Ik vroeg hem, waarom hij zo geschokt was, door deze regels. Hij antwoordde dat hij er nooit zo over had nagedacht. Voor hem was de vereniging na de dood met zijn ouders, zijn vrouw en andere dierbare overledenen altijd een vanzelfsprekendheid geweest. Het gedicht had hem tot denken aangezet, maar hij kwam er niet uit. Het verlangen was er nog wel, het maakte hem nu wat droevig. En hij kon zich er niet overheen zetten.

Hij vertelde over de laatste levensjaren van zijn eigen ouders. Over hun afnemende gezondheid, de laatste jaren geplaagd door dementie. Over de kansen die hij – in zijn eigen ogen – had laten liggen om hen te bevragen over ‘vroeger’, over de keuzes die zij hadden gemaakt, over de kansen, die zij hadden laten liggen, over hoe hij zelf als kind was geweest, over van alles en nog wat. Maar ook over het sterfbed van zijn vrouw en de fijne gesprekken die hij met haar wel had kunnen hebben en het gemis aan haar.

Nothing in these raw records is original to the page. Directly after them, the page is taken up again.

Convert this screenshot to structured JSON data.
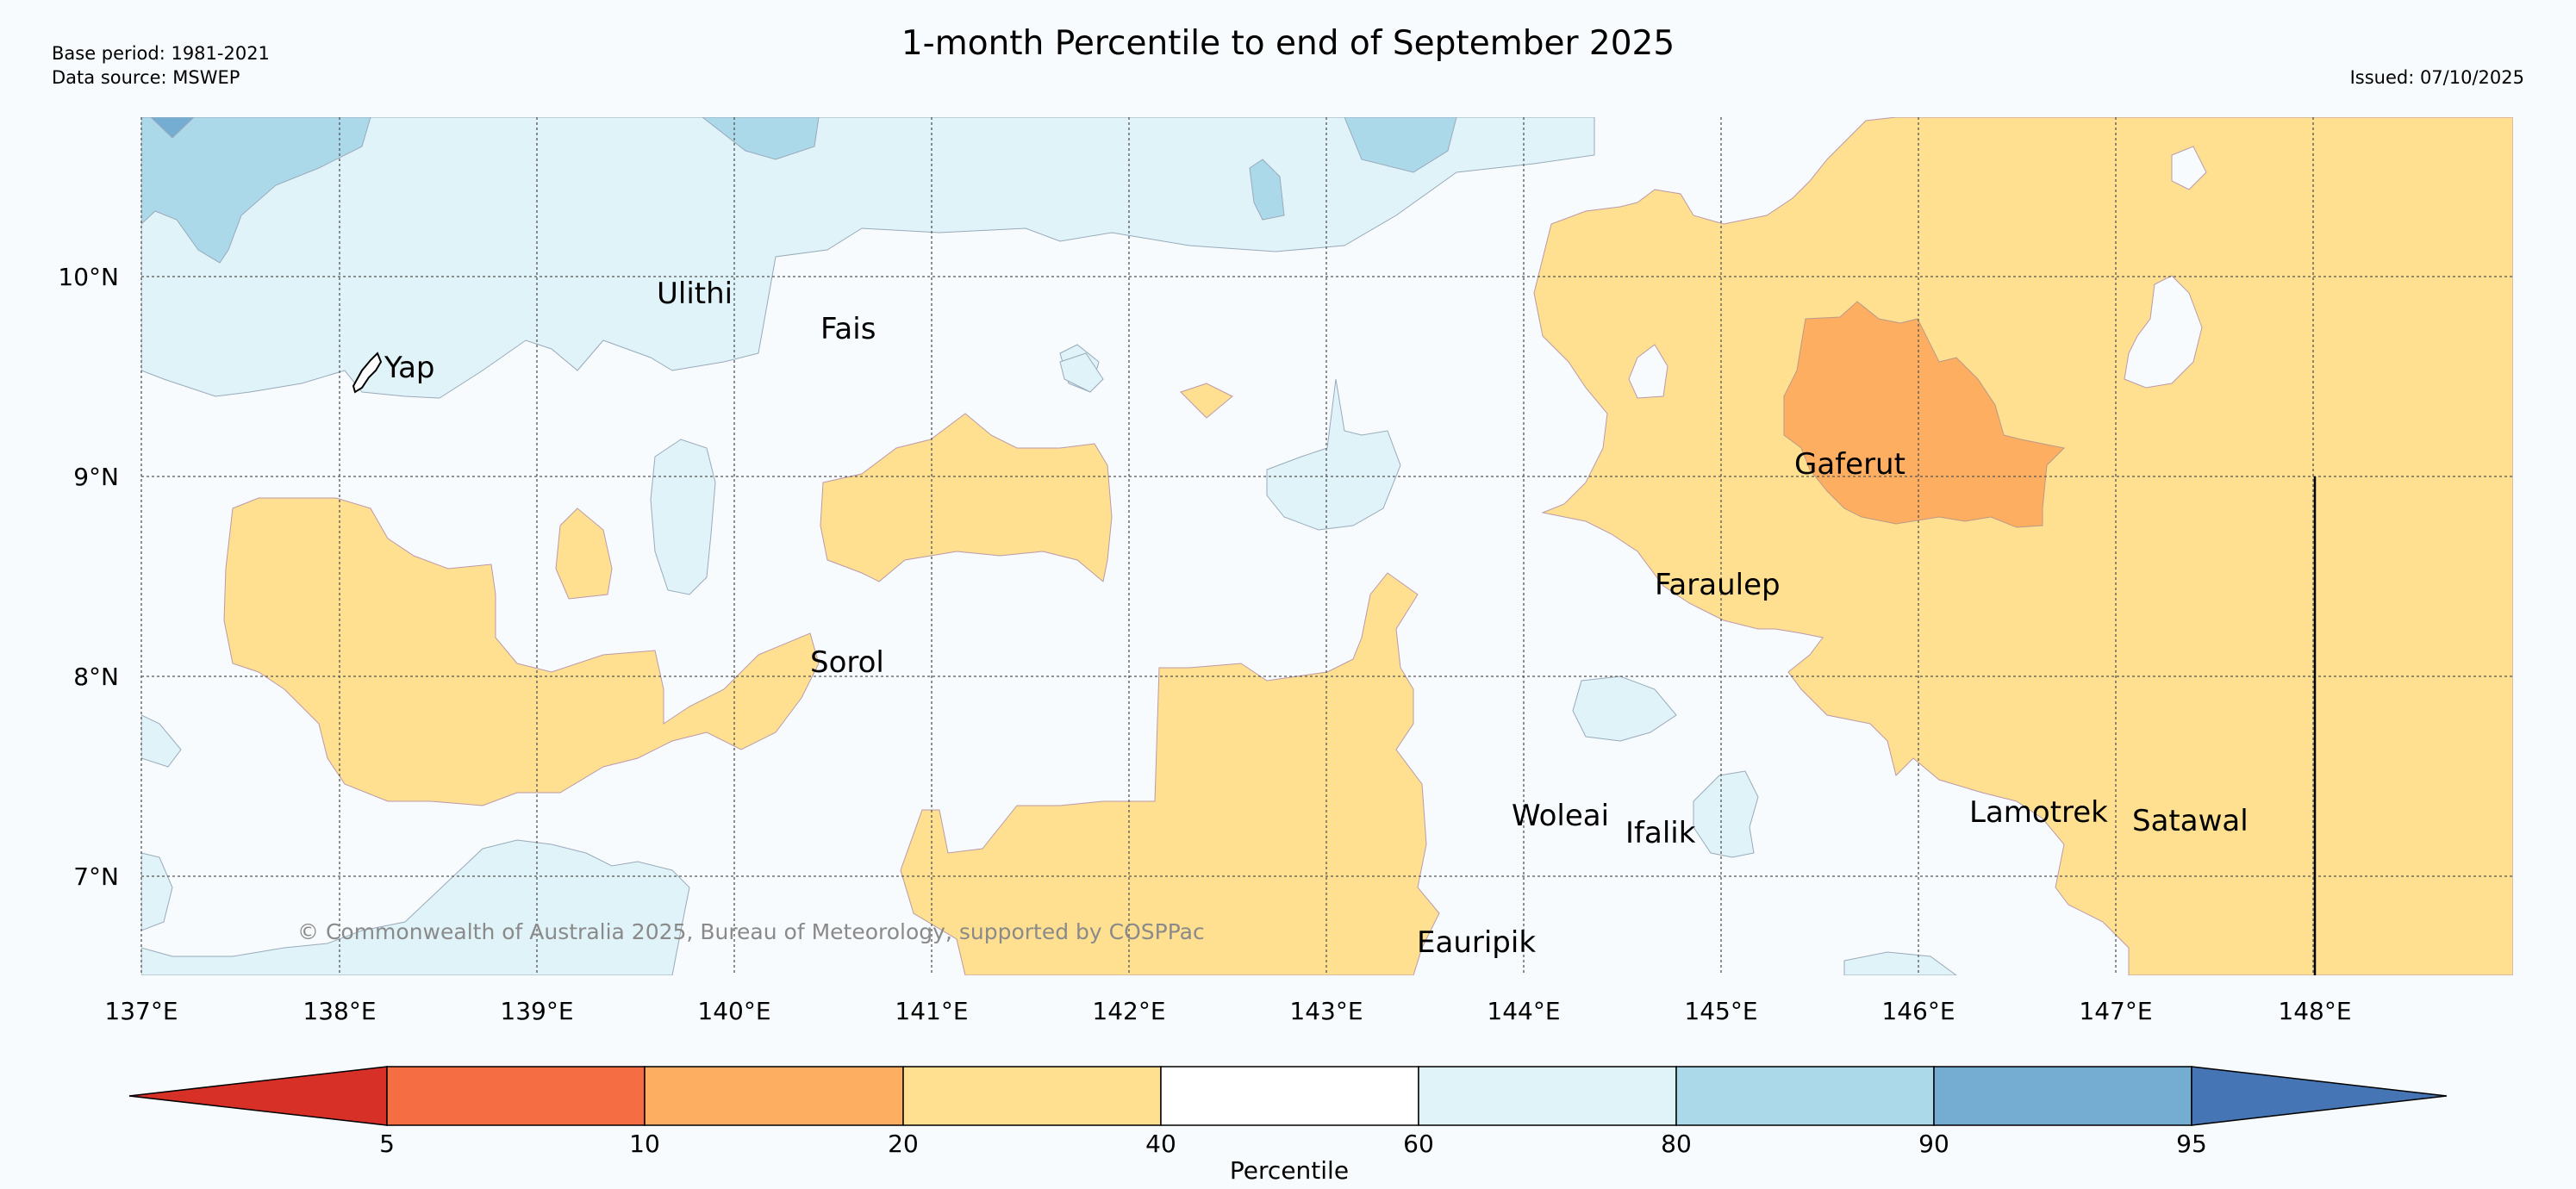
{
  "header": {
    "base_period": "Base period: 1981-2021",
    "data_source": "Data source: MSWEP",
    "title": "1-month Percentile to end of September 2025",
    "issued": "Issued: 07/10/2025"
  },
  "map": {
    "lon_labels": [
      "137°E",
      "138°E",
      "139°E",
      "140°E",
      "141°E",
      "142°E",
      "143°E",
      "144°E",
      "145°E",
      "146°E",
      "147°E",
      "148°E"
    ],
    "lat_labels": [
      "10°N",
      "9°N",
      "8°N",
      "7°N"
    ],
    "places": [
      "Ulithi",
      "Fais",
      "Yap",
      "Gaferut",
      "Faraulep",
      "Sorol",
      "Woleai",
      "Ifalik",
      "Lamotrek",
      "Satawal",
      "Eauripik"
    ],
    "copyright": "© Commonwealth of Australia 2025, Bureau of Meteorology, supported by COSPPac"
  },
  "colorbar": {
    "tick_labels": [
      "5",
      "10",
      "20",
      "40",
      "60",
      "80",
      "90",
      "95"
    ],
    "label": "Percentile",
    "colors": {
      "below_5": "#d73027",
      "5_10": "#f46d43",
      "10_20": "#fdae61",
      "20_40": "#fee090",
      "40_60": "#ffffff",
      "60_80": "#e0f3f8",
      "80_90": "#abd9e9",
      "90_95": "#74add1",
      "above_95": "#4575b4"
    }
  }
}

Opeens klaarde zijn droevige gezicht op en, met een twinkeling in zijn ogen, zei hij: “Ik ben blij, dat ik nu met iemand kan praten over de dingen die mij bezig houden. Wat fijn, dat u even tijd voor mij wilde vrij maken.” Het gaf mijzelf ook een goed gevoel dat ik voor hem een luisterend oor had kunnen zijn.